新潟県に伝わる話として、いつだったかこんな話を聞いた。

稀代の名匠・左甚五郎が、ある時とある寺の普請に呼ばれ、
道中ひとつの村に立ち寄って一夜の宿を求めたが、
みすぼらしい甚五郎の姿を見た村人達は彼を馬鹿にし、
一夜の宿どころか一杯の水すら恵んでやらなかった。
腹を立てた甚五郎は、村はずれにあった古いお堂に篭り、
何処からか鉄屑を持ち出してきて、それで奇妙な鳥の形のものをこしらえた。
すると不思議や、その鳥の作り物が命を得て本物の鳥となり、
幾百もの群れに膨れ上がって山の彼方へ消えていった。
甚五郎はその鳥に向かって呪詛の言葉を投げかけて去って行った。
「春と無く夏と無く、秋と無く冬と無く、この村に災いを齎してやるが良い…!」

以来この村では、春夏秋冬を問わず畑や田圃に怪しい鳥が群がるようになり、
作物を踏み荒らしたり糞をかけて稲を枯らしたりした為、作物の取れ高は減り、
遂には村が寂れて廃村になってしまったと言う。
そしてこの時の鳥はその後、どんどん増えて日本全国に散らばっていった。

この鳥こそ今のトキである。

トキが夏に鉄のように黒い色をしているのは、甚五郎が鉄屑でこの鳥を作ったからであり、
冬になると羽毛が赤っぽい色になるのは、
身体を形作る鉄が錆びて染まったモノだと言う…。

トキに左甚五郎ゆかりの昔話があったとは知らなかった。
然し後世、この鳥が日本ではすっかり絶えてしまい、
隣国の中国でその命脈を細々と保つ事になろうとは、
流石の左甚五郎も思わなかったに違いない。
<データ>

*分類*
鳥綱 鸛鷺目 トキ科
*分布*
中国西部の森林地帯。嘗て日本にも棲息していたが、現在は絶滅。
*大きさ*
全長70〜75cm、翼開長1.3〜1.5m、体重1.6〜2s
*食性*
肉食。
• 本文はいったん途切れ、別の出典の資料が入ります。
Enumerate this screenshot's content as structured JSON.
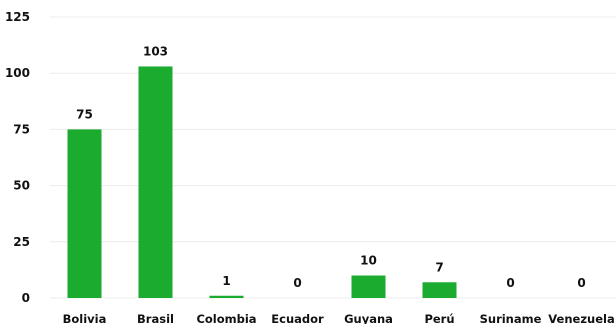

主に昆虫やカエル等の水棲動物、ドジョウ等の小型の魚類を捕食。
*備考*
嘗て日本全土を含んだ東アジアの各地に多数棲息していたが、
乱開発、環境汚染、更に過度の狩猟により個体数が激減。
日本では1981年に野生下で生き残った個体を全て捕獲・人工繁殖に着手したが時既に遅く、
1990年代初頭に事実上の絶滅宣言が為された。
幸い、中国で極秘裏に行われていた人工繁殖が功を奏し、
現在野生・飼育個体を合わせて200羽強の個体が種の命脈を保っている。
詳しい野外調査が行われる以前に激減してしまった為、本来の野生での生活は不明な点が多いが、
小規模の群れでコロニー(繁殖群)を形成し、雌雄共同で抱卵・育雛を行うと考えられている。
所謂「朱鷺色」と呼称される美しい羽毛は冬の時期に特有のもので、
春から夏にかけては皮脂腺から分泌される特殊な色素で羽毛が灰色に染まり、
まるで別の種類の鳥のようにさえ見える。
国際保護鳥類及び特別天然記念物に指定されている。